Otra característica del bebop era la improvisación sobre ritmos rapidísimos que exigían una habilidad técnica excepcional, separando las notas en los solos y presumiendo saltos de octava, además de incluir  nuevos giros armónicos muy complicados. Había una razón para todo lo anterior y era que a los jam sessions podrían acercarse músicos mediocres; con estas transformaciones se aseguraba la calidad de las sesiones.

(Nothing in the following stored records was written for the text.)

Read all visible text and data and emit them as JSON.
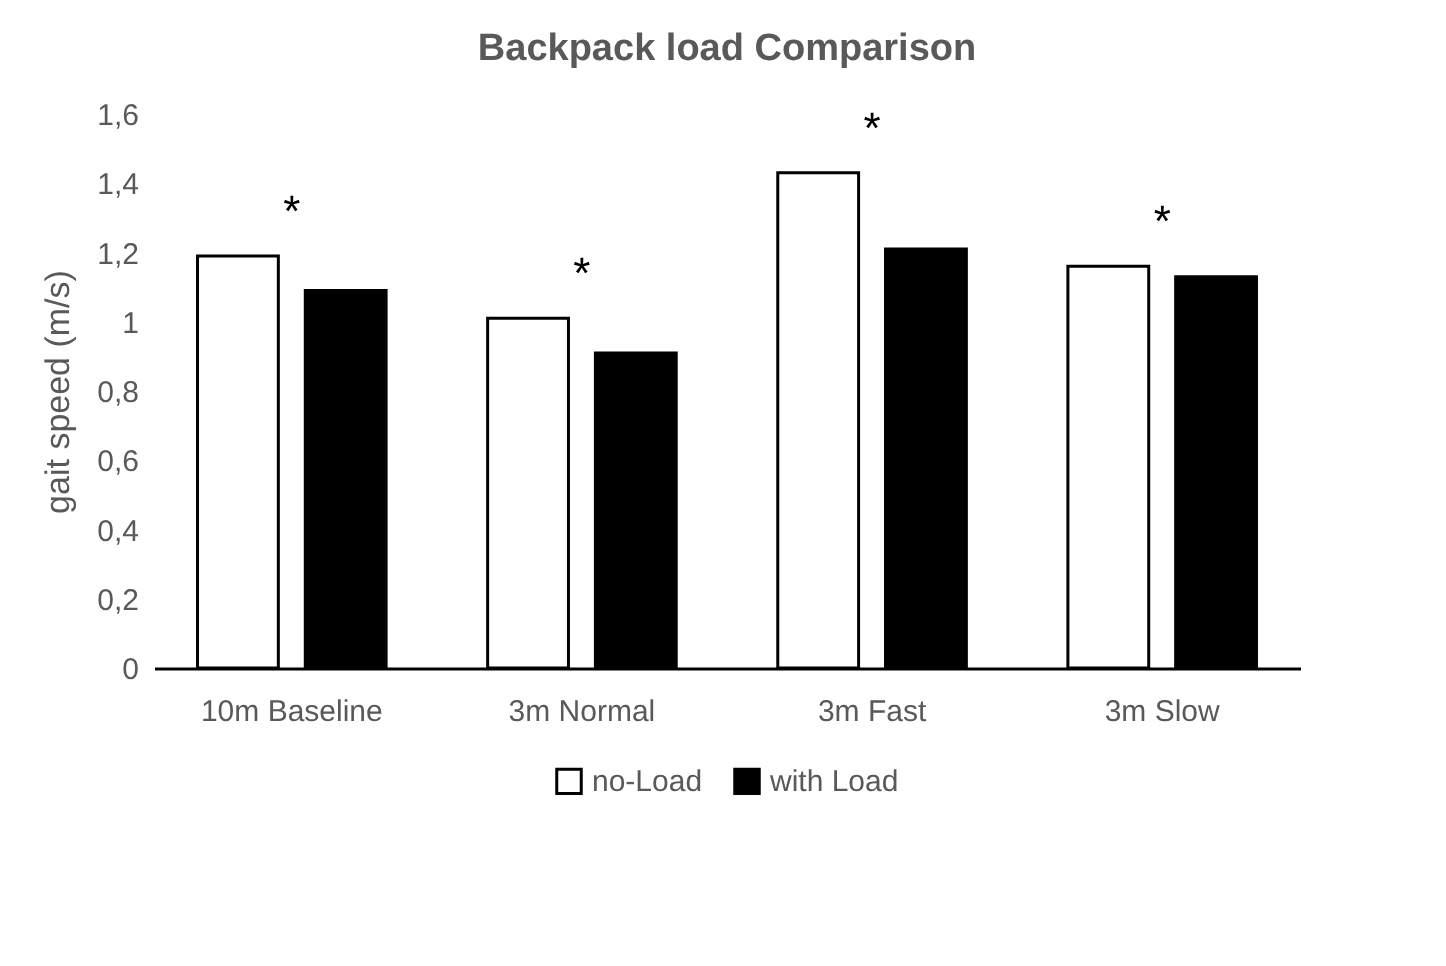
{
  "chart_data": {
    "type": "bar",
    "title": "Backpack load Comparison",
    "ylabel": "gait speed (m/s)",
    "categories": [
      "10m Baseline",
      "3m Normal",
      "3m Fast",
      "3m Slow"
    ],
    "series": [
      {
        "name": "no-Load",
        "color": "#ffffff",
        "values": [
          1.19,
          1.01,
          1.43,
          1.16
        ]
      },
      {
        "name": "with Load",
        "color": "#000000",
        "values": [
          1.09,
          0.91,
          1.21,
          1.13
        ]
      }
    ],
    "ylim": [
      0,
      1.6
    ],
    "yticks": [
      {
        "value": 0,
        "label": "0"
      },
      {
        "value": 0.2,
        "label": "0,2"
      },
      {
        "value": 0.4,
        "label": "0,4"
      },
      {
        "value": 0.6,
        "label": "0,6"
      },
      {
        "value": 0.8,
        "label": "0,8"
      },
      {
        "value": 1,
        "label": "1"
      },
      {
        "value": 1.2,
        "label": "1,2"
      },
      {
        "value": 1.4,
        "label": "1,4"
      },
      {
        "value": 1.6,
        "label": "1,6"
      }
    ],
    "annotations": [
      "*",
      "*",
      "*",
      "*"
    ],
    "grid": false,
    "legend": "bottom"
  }
}
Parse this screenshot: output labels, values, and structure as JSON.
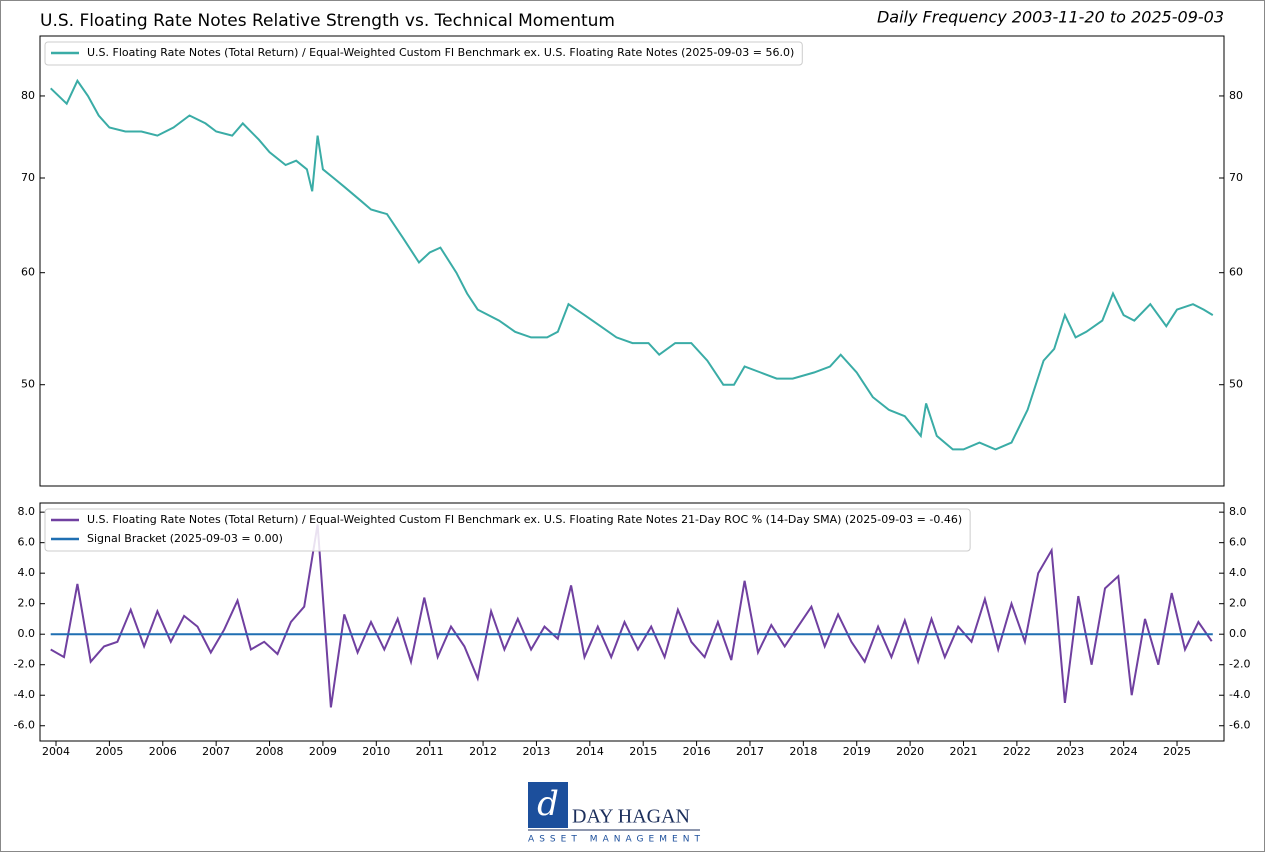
{
  "chart_data": [
    {
      "type": "line",
      "title": "U.S. Floating Rate Notes Relative Strength vs. Technical Momentum",
      "subtitle": "Daily Frequency 2003-11-20 to 2025-09-03",
      "yscale": "log",
      "xlim": [
        2003.7,
        2025.88
      ],
      "ylim": [
        42.4,
        88.2
      ],
      "yticks": [
        50,
        60,
        70,
        80
      ],
      "legend": "upper left",
      "series": [
        {
          "name": "U.S. Floating Rate Notes (Total Return) / Equal-Weighted Custom FI Benchmark ex. U.S. Floating Rate Notes (2025-09-03 = 56.0)",
          "color": "#3aaca6",
          "x": [
            2003.9,
            2004.2,
            2004.4,
            2004.6,
            2004.8,
            2005.0,
            2005.3,
            2005.6,
            2005.9,
            2006.2,
            2006.5,
            2006.8,
            2007.0,
            2007.3,
            2007.5,
            2007.8,
            2008.0,
            2008.3,
            2008.5,
            2008.7,
            2008.8,
            2008.9,
            2009.0,
            2009.2,
            2009.4,
            2009.7,
            2009.9,
            2010.2,
            2010.5,
            2010.8,
            2011.0,
            2011.2,
            2011.5,
            2011.7,
            2011.9,
            2012.3,
            2012.6,
            2012.9,
            2013.2,
            2013.4,
            2013.6,
            2013.9,
            2014.2,
            2014.5,
            2014.8,
            2015.1,
            2015.3,
            2015.6,
            2015.9,
            2016.2,
            2016.5,
            2016.7,
            2016.9,
            2017.2,
            2017.5,
            2017.8,
            2018.2,
            2018.5,
            2018.7,
            2019.0,
            2019.3,
            2019.6,
            2019.9,
            2020.2,
            2020.3,
            2020.5,
            2020.8,
            2021.0,
            2021.3,
            2021.6,
            2021.9,
            2022.2,
            2022.5,
            2022.7,
            2022.9,
            2023.1,
            2023.3,
            2023.6,
            2023.8,
            2024.0,
            2024.2,
            2024.5,
            2024.8,
            2025.0,
            2025.3,
            2025.5,
            2025.67
          ],
          "values": [
            81,
            79,
            82,
            80,
            77.5,
            76,
            75.5,
            75.5,
            75,
            76,
            77.5,
            76.5,
            75.5,
            75,
            76.5,
            74.5,
            73,
            71.5,
            72,
            71,
            68.5,
            75,
            71,
            70,
            69,
            67.5,
            66.5,
            66,
            63.5,
            61,
            62,
            62.5,
            60,
            58,
            56.5,
            55.5,
            54.5,
            54,
            54,
            54.5,
            57,
            56,
            55,
            54,
            53.5,
            53.5,
            52.5,
            53.5,
            53.5,
            52,
            50,
            50,
            51.5,
            51,
            50.5,
            50.5,
            51,
            51.5,
            52.5,
            51,
            49,
            48,
            47.5,
            46,
            48.5,
            46,
            45,
            45,
            45.5,
            45,
            45.5,
            48,
            52,
            53,
            56,
            54,
            54.5,
            55.5,
            58,
            56,
            55.5,
            57,
            55,
            56.5,
            57,
            56.5,
            56.0
          ]
        }
      ]
    },
    {
      "type": "line",
      "xlim": [
        2003.7,
        2025.88
      ],
      "ylim": [
        -7.0,
        8.6
      ],
      "yticks": [
        {
          "value": -6,
          "label": "-6.0"
        },
        {
          "value": -4,
          "label": "-4.0"
        },
        {
          "value": -2,
          "label": "-2.0"
        },
        {
          "value": 0,
          "label": "0.0"
        },
        {
          "value": 2,
          "label": "2.0"
        },
        {
          "value": 4,
          "label": "4.0"
        },
        {
          "value": 6,
          "label": "6.0"
        },
        {
          "value": 8,
          "label": "8.0"
        }
      ],
      "xticks": [
        2004,
        2005,
        2006,
        2007,
        2008,
        2009,
        2010,
        2011,
        2012,
        2013,
        2014,
        2015,
        2016,
        2017,
        2018,
        2019,
        2020,
        2021,
        2022,
        2023,
        2024,
        2025
      ],
      "legend": "upper left",
      "series": [
        {
          "name": "U.S. Floating Rate Notes (Total Return) / Equal-Weighted Custom FI Benchmark ex. U.S. Floating Rate Notes 21-Day ROC % (14-Day SMA) (2025-09-03 = -0.46)",
          "color": "#7040a0",
          "x": [
            2003.9,
            2004.15,
            2004.4,
            2004.65,
            2004.9,
            2005.15,
            2005.4,
            2005.65,
            2005.9,
            2006.15,
            2006.4,
            2006.65,
            2006.9,
            2007.15,
            2007.4,
            2007.65,
            2007.9,
            2008.15,
            2008.4,
            2008.65,
            2008.9,
            2009.15,
            2009.4,
            2009.65,
            2009.9,
            2010.15,
            2010.4,
            2010.65,
            2010.9,
            2011.15,
            2011.4,
            2011.65,
            2011.9,
            2012.15,
            2012.4,
            2012.65,
            2012.9,
            2013.15,
            2013.4,
            2013.65,
            2013.9,
            2014.15,
            2014.4,
            2014.65,
            2014.9,
            2015.15,
            2015.4,
            2015.65,
            2015.9,
            2016.15,
            2016.4,
            2016.65,
            2016.9,
            2017.15,
            2017.4,
            2017.65,
            2017.9,
            2018.15,
            2018.4,
            2018.65,
            2018.9,
            2019.15,
            2019.4,
            2019.65,
            2019.9,
            2020.15,
            2020.4,
            2020.65,
            2020.9,
            2021.15,
            2021.4,
            2021.65,
            2021.9,
            2022.15,
            2022.4,
            2022.65,
            2022.9,
            2023.15,
            2023.4,
            2023.65,
            2023.9,
            2024.15,
            2024.4,
            2024.65,
            2024.9,
            2025.15,
            2025.4,
            2025.65
          ],
          "values": [
            -1,
            -1.5,
            3.3,
            -1.8,
            -0.8,
            -0.5,
            1.6,
            -0.8,
            1.5,
            -0.5,
            1.2,
            0.5,
            -1.2,
            0.3,
            2.2,
            -1,
            -0.5,
            -1.3,
            0.8,
            1.8,
            7.2,
            -4.8,
            1.3,
            -1.2,
            0.8,
            -1,
            1,
            -1.8,
            2.4,
            -1.5,
            0.5,
            -0.8,
            -2.9,
            1.5,
            -1,
            1,
            -1,
            0.5,
            -0.3,
            3.2,
            -1.5,
            0.5,
            -1.5,
            0.8,
            -1,
            0.5,
            -1.5,
            1.6,
            -0.5,
            -1.5,
            0.8,
            -1.7,
            3.5,
            -1.2,
            0.6,
            -0.8,
            0.5,
            1.8,
            -0.8,
            1.3,
            -0.5,
            -1.8,
            0.5,
            -1.5,
            0.9,
            -1.8,
            1,
            -1.5,
            0.5,
            -0.5,
            2.3,
            -1,
            2,
            -0.5,
            4,
            5.5,
            -4.5,
            2.5,
            -2,
            3,
            3.8,
            -4,
            1,
            -2,
            2.7,
            -1,
            0.8,
            -0.46
          ]
        },
        {
          "name": "Signal Bracket (2025-09-03 = 0.00)",
          "color": "#1f6fb2",
          "x": [
            2003.9,
            2025.67
          ],
          "values": [
            0,
            0
          ]
        }
      ]
    }
  ],
  "logo": {
    "name": "DAY HAGAN",
    "tagline": "ASSET MANAGEMENT"
  }
}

El estilo produjo una cantidad impresionante de buenos músicos: el pianista Thelonious Monk, el baterista Kenny Clarke, el guitarrista Charlie Christian, el trompetista Dizzy Gillespie y el saxo alto Charlie Parker, genio del jazz moderno. También andaban por ahí el otro gran trompetista Miles Davis, el baterista Max Roach, el contrabajista Oscar Pettiford, Billy Eckstine y su banda, el trompetista Fats Navarro, el saxofonista tenor Charlie Ventura, el pianista Bud Powell, el saxo barítono Stan Getz y el tenor Zoot Sims. Casi todos vestían trajes de chaquetas largas, hombros anchos y pantalones de pinzas abombados, sombreros de ala ancha, boinas, tonos oscuros y barbas en forma de candados. También varios de ellos eran adictos a drogas fuertes. Por ejemplo, Charlie Parker no pudo nunca dejar la heroína.

El bebop tuvo también sus detractores, para algunos era una música amenazante: Louie Armstrong afirmó que “el bebop es una música destructora”, además de bautizarla como “música jiu-jitsu”. Otro músico del estilo Chicago, Eddie Condon, fue más bien humorístico, él decía: “Nosotros no bajamos de tono nuestras quintas, nos las bebemos”.  La quinta como término musical y como medida equivalente a 0.757 litros. O sea la medida de un poco de whisky.

Aunque la actitud de los músicos y del bebop es quizá anárquica, la mayor parte del repertorio se basaba en la música anterior al swing. Lo que hacían los músicos era tomar una pieza pop y transformarla, complicándola y liberándola. Por ejemplo, Antrhopology está basada en I Got Rhythm, Bird Of Paradise en All The Things You Are. Así otras tantas: Marmaduke en Honeysuckle Rose, Ornithology en How High The Moon, Donna Lee en Indiana, Hot House en What Is This Thing Called Love?, Groovin’ High en Whispering, Bird Gets The Worm en Lover Come Back To Me.
Finalmente esta era una música para escuchar, las pistas de baile fueron inundadas por las mesas y las sillas, no solamente se trataba de tocar con ritmo sino de expandir las posibilidades armónicas y melódicas del jazz. Es este estilo, quizá, el primer jazz de protesta. Es por eso que solamente tuvo una década de vida. Las estructuras a veces ingenuamente sobrecargadas, los clichés armónicos y la dificultad para comercializar esta música acabaron con ella a finales de los cincuenta, aunque su influencia se sentirá en la música durante el resto del siglo y más.